Голос друга звучал глухо и надтреснуто, и меня накрыла волна жалости. Я подошла к Никите ещё ближе, обняла его за талию и прижалась щекой к твердой рельефной груди, обтянутой тонкой тканью футболки. Щеку обожгло жаром.
— Никит, да у тебя температура! Ты заболел?
Я отстранилась, подняла голову, чтобы посмотреть в лицо другу и поразилась тому, насколько изможденным и измученным он выглядел. Его впалые щеки покрывала двухдневная щетина, под глазами залегли темные тени, сухие губы кривились в печальной усмешке.
— Никита… - я протянула ладонь и провела пальцами по колючей щеке, от виска к подбородку и вздрогнула от резкого и неожиданного движения.
Никита перехватил мою ладонь и прижал к своей груди.

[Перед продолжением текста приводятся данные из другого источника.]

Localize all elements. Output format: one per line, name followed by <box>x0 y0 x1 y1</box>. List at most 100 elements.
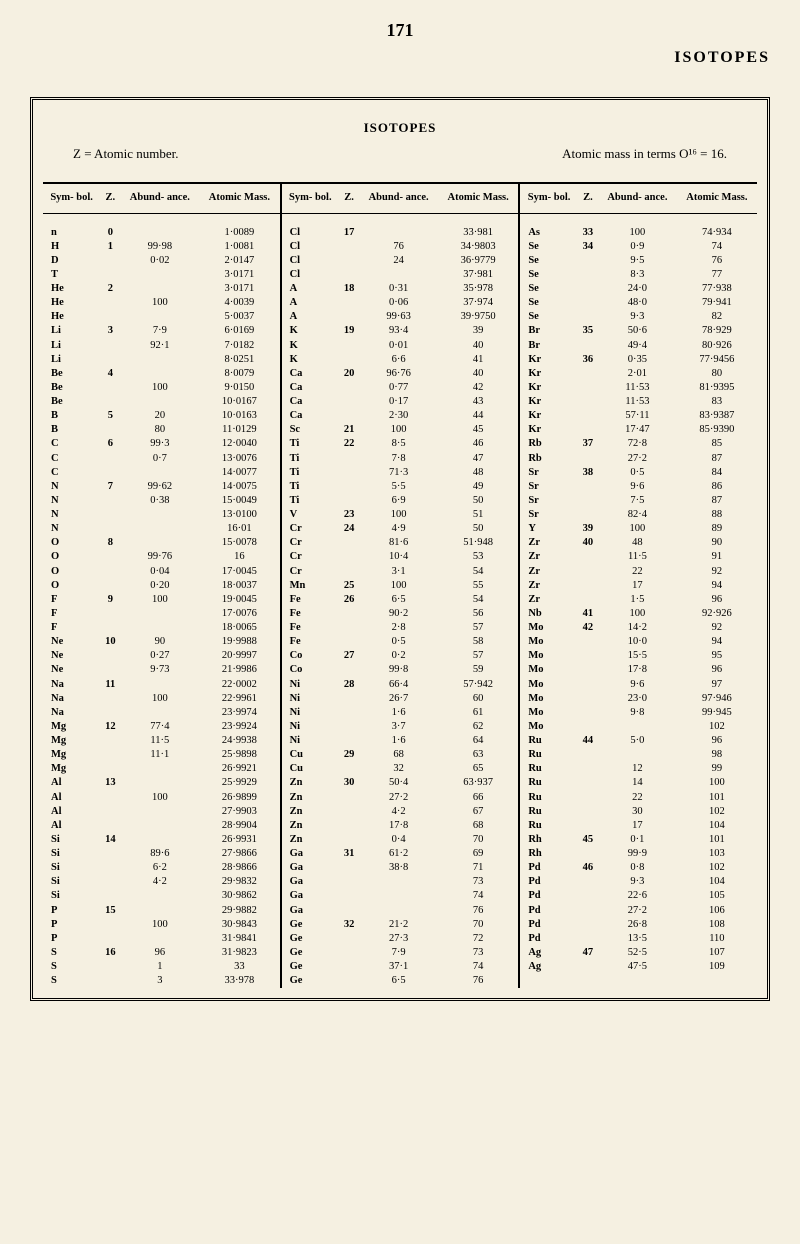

— Ты чего? — нервно засмеялась я, маскируя испуг.
Никита молча смотрел на меня незнакомым взглядом, а я совершенно не понимала, что происходит. Грудь под ладонью вибрировала и обжигала, словно я трогала не родного человека, а дикого зверя и, судя по температуре тела, этот зверь был драконом.

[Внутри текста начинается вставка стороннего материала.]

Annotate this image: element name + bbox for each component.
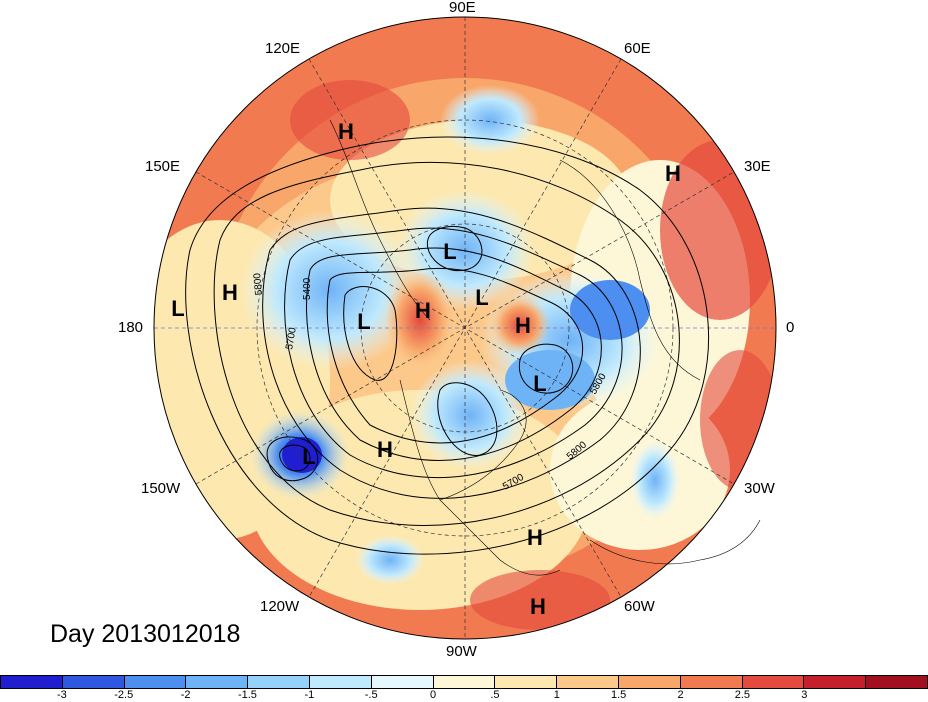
colorbar-segment	[680, 676, 743, 688]
colorbar-tick-label: -3	[56, 689, 67, 701]
colorbar-segment	[742, 676, 805, 688]
lon-label-180: 180	[118, 319, 144, 336]
pressure-center-label: L	[475, 285, 489, 310]
colorbar-segment	[433, 676, 496, 688]
plot-title: Day 2013012018	[50, 620, 241, 648]
pressure-center-label: H	[527, 525, 543, 550]
pressure-center-label: L	[357, 309, 371, 334]
colorbar-segment	[618, 676, 681, 688]
colorbar-segment	[124, 676, 187, 688]
colorbar-segment	[866, 676, 927, 688]
colorbar-segment	[1, 676, 63, 688]
colorbar-segment	[804, 676, 867, 688]
pressure-center-label: H	[665, 161, 681, 186]
pressure-center-label: L	[302, 444, 316, 469]
pressure-center-label: H	[515, 313, 531, 338]
colorbar-tick-label: -1.5	[237, 689, 257, 701]
colorbar-tick-label: -.5	[364, 689, 378, 701]
lon-label-90e: 90E	[449, 0, 476, 16]
lon-label-150w: 150W	[141, 480, 181, 497]
lon-label-30e: 30E	[744, 158, 771, 175]
colorbar-tick-label: -2.5	[114, 689, 134, 701]
pressure-center-label: H	[377, 437, 393, 462]
pressure-center-label: H	[530, 594, 546, 619]
colorbar-tick-label: 0	[430, 689, 437, 701]
lon-label-60e: 60E	[624, 40, 651, 57]
map-boundary	[153, 16, 777, 640]
colorbar-tick-label: 3	[801, 689, 808, 701]
colorbar-segment	[495, 676, 558, 688]
lon-label-120e: 120E	[265, 40, 301, 57]
colorbar-tick-label: 2	[677, 689, 684, 701]
graticule	[154, 17, 776, 639]
lon-label-120w: 120W	[260, 598, 300, 615]
anomaly-field	[154, 17, 776, 639]
lon-label-90w: 90W	[446, 643, 477, 660]
coastlines	[329, 119, 761, 576]
colorbar-segment	[186, 676, 249, 688]
contour-label: 5400	[302, 277, 313, 300]
colorbar-tick-label: 1.5	[611, 689, 627, 701]
colorbar-segment	[557, 676, 619, 688]
geopotential-contours	[185, 136, 710, 555]
pressure-center-label: H	[222, 280, 238, 305]
colorbar-tick-label: .5	[490, 689, 500, 701]
colorbar-segment	[62, 676, 125, 688]
colorbar-tick-label: -1	[304, 689, 315, 701]
colorbar-tick-label: 1	[553, 689, 560, 701]
pressure-center-label: H	[415, 298, 431, 323]
colorbar-tick-label: 2.5	[734, 689, 751, 701]
pressure-center-label: H	[338, 119, 354, 144]
colorbar-segment	[371, 676, 434, 688]
contour-label: 5800	[252, 272, 265, 296]
pressure-center-label: L	[443, 239, 457, 264]
colorbar-segment	[248, 676, 310, 688]
lon-label-150e: 150E	[145, 158, 181, 175]
colorbar	[0, 675, 928, 689]
colorbar-tick-label: -2	[180, 689, 191, 701]
colorbar-segment	[309, 676, 372, 688]
pressure-center-label: L	[171, 296, 185, 321]
lon-label-0: 0	[786, 319, 795, 336]
pressure-center-label: L	[533, 371, 547, 396]
contour-label: 5700	[284, 326, 299, 350]
lon-label-30w: 30W	[744, 480, 775, 497]
lon-label-60w: 60W	[624, 598, 655, 615]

— Никит, давай-ка ты присядешь, а я посмотрю в косметичке жаропонижающее. Мама мне в дорогу собрала целую аптечку.
Я все ещё пыталась улыбаться и говорить непринужденно, но беспокойство, смешанное со страхом и неловкостью, уже отравило радость встречи. Таким странным я Никиту ещё не видела, а жизненных ситуаций нами было пережито множество. Я подавала ему туалетную бумагу и выносила тазик, когда Никитос подхватил ротавирус. А потом он делал для меня те же самые вещи, поскольку вирус оказался чрезвычайно заразным, а я восприимчивой.
Никита покупал мне прокладки, а я прятала у себя его сигареты, когда он недолгое время курил. Я видела друга весёлым, грустным, обиженным, уставшим и больным. Разным. Но не таким, как сейчас.
— Пойдем, — я потянула руку на себя, попыталась повернуться, чтобы взять сумку с косметичкой и ойкнула от сильного рывка.
Никита не отпустил ладонь, более того, — свободной рукой он схватил меня за локоть и толкнул на себя, прижимая к груди и торсу и плотно обхватывая руками.
— Никита! — В лёгких кончился воздух и тошнотворная волна страха ударила под колени, сгибая их.
Новый резкий рывок, поворот, и вот я сижу на комоде в коридоре, широко, до боли и сопротивления в мышцах, раздвинув ноги. А между бедер у меня, до неприличия тесно прижавшись, стоит Никита и, словно ему недостаточно этой запредельной близости, давит своим жёстким напряжённым телом.